The Convertible Notes and the Class A ordinary shares of the Company to be issued in the PIPE Investments have not been registered under the Securities Act of 1933, as amended (the “Securities Act”), and may not be offered or sold in the United States absent registration or an applicable exemption from the registration requirements of the Securities Act.

 

Participants in the Solicitation

 

The Company, Twenty One, Pubco and their respective directors, executive officers, certain of their shareholders and other members of management and employees may be deemed under SEC rules to be participants in the solicitation of proxies from the Company’s shareholders in connection with the Proposed Transactions.

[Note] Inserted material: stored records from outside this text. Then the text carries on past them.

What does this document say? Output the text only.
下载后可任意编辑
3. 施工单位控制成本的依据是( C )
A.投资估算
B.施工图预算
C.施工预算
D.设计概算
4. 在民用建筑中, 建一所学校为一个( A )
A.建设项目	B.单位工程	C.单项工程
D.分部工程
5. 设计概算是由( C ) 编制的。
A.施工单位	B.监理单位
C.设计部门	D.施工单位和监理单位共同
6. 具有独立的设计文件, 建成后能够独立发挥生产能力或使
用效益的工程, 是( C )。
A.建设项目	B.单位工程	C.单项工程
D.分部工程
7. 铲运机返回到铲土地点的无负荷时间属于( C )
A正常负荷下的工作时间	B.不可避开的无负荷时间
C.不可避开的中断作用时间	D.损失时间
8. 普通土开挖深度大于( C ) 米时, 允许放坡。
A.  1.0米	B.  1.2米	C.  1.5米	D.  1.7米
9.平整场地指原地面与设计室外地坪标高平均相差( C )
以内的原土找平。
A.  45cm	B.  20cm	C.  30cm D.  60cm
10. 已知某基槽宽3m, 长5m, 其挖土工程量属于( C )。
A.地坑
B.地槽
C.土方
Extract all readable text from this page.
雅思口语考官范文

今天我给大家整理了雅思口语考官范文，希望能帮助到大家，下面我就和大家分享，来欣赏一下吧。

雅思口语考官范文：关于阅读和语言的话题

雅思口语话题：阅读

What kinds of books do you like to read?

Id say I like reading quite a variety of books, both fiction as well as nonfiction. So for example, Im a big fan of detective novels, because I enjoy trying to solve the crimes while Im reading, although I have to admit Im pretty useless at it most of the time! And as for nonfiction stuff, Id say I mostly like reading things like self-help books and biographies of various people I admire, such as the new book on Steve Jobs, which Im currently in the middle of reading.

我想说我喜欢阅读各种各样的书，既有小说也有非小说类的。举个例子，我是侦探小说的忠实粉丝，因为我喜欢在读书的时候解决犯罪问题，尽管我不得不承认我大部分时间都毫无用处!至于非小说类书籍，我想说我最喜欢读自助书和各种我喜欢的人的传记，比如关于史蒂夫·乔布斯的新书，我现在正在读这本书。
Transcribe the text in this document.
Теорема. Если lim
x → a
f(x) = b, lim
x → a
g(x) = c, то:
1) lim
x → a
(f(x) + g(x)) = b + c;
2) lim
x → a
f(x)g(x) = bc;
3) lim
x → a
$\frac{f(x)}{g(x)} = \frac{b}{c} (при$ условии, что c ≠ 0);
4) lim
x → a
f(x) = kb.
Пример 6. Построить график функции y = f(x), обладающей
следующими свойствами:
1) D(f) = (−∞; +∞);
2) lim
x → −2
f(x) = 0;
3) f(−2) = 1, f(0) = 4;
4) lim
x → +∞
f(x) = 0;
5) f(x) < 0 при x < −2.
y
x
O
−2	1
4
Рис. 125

A list of the names of such persons, and information regarding their interests in the Proposed Transactions and their ownership of the Company’s securities are, or will be, contained in the Company’s filings with the SEC, including the Company’s Annual Report on Form 10-K for the year ended December 31, 2024 filed with the SEC on March 28, 2025. Additional information regarding the interests of the persons who may, under SEC rules, be deemed participants in the solicitation of proxies of the Company’s shareholders in connection with the Proposed Transactions, including the names and interests of the directors and executive officers of the Company, Twenty One and Pubco, will be set forth in the Registration Statement and Proxy Statement/Prospectus, which is expected to be filed with the SEC. Investors and security holders may obtain free copies of these documents as described above.

 

No Offer or Solicitation

 

The information contained in this Report is for informational purposes only and is not a proxy statement or solicitation of a proxy, consent or authorization with respect to any securities or in respect of the Proposed Transactions and shall not constitute an offer to sell or exchange, or a solicitation of an offer to buy or exchange the securities of the Company, Twenty One or Pubco, or any commodity or instrument or related derivative, nor shall there be any sale of any such securities in any state or jurisdiction in which such offer, solicitation, sale or exchange would be unlawful prior to registration or qualification under the securities laws of such state or jurisdiction. No offer of securities shall be made except by means of a prospectus meeting the requirements of the Securities Act or an exemption therefrom. Investors should consult with their counsel as to the applicable requirements for a purchaser to avail itself of any exemption under the Securities Act.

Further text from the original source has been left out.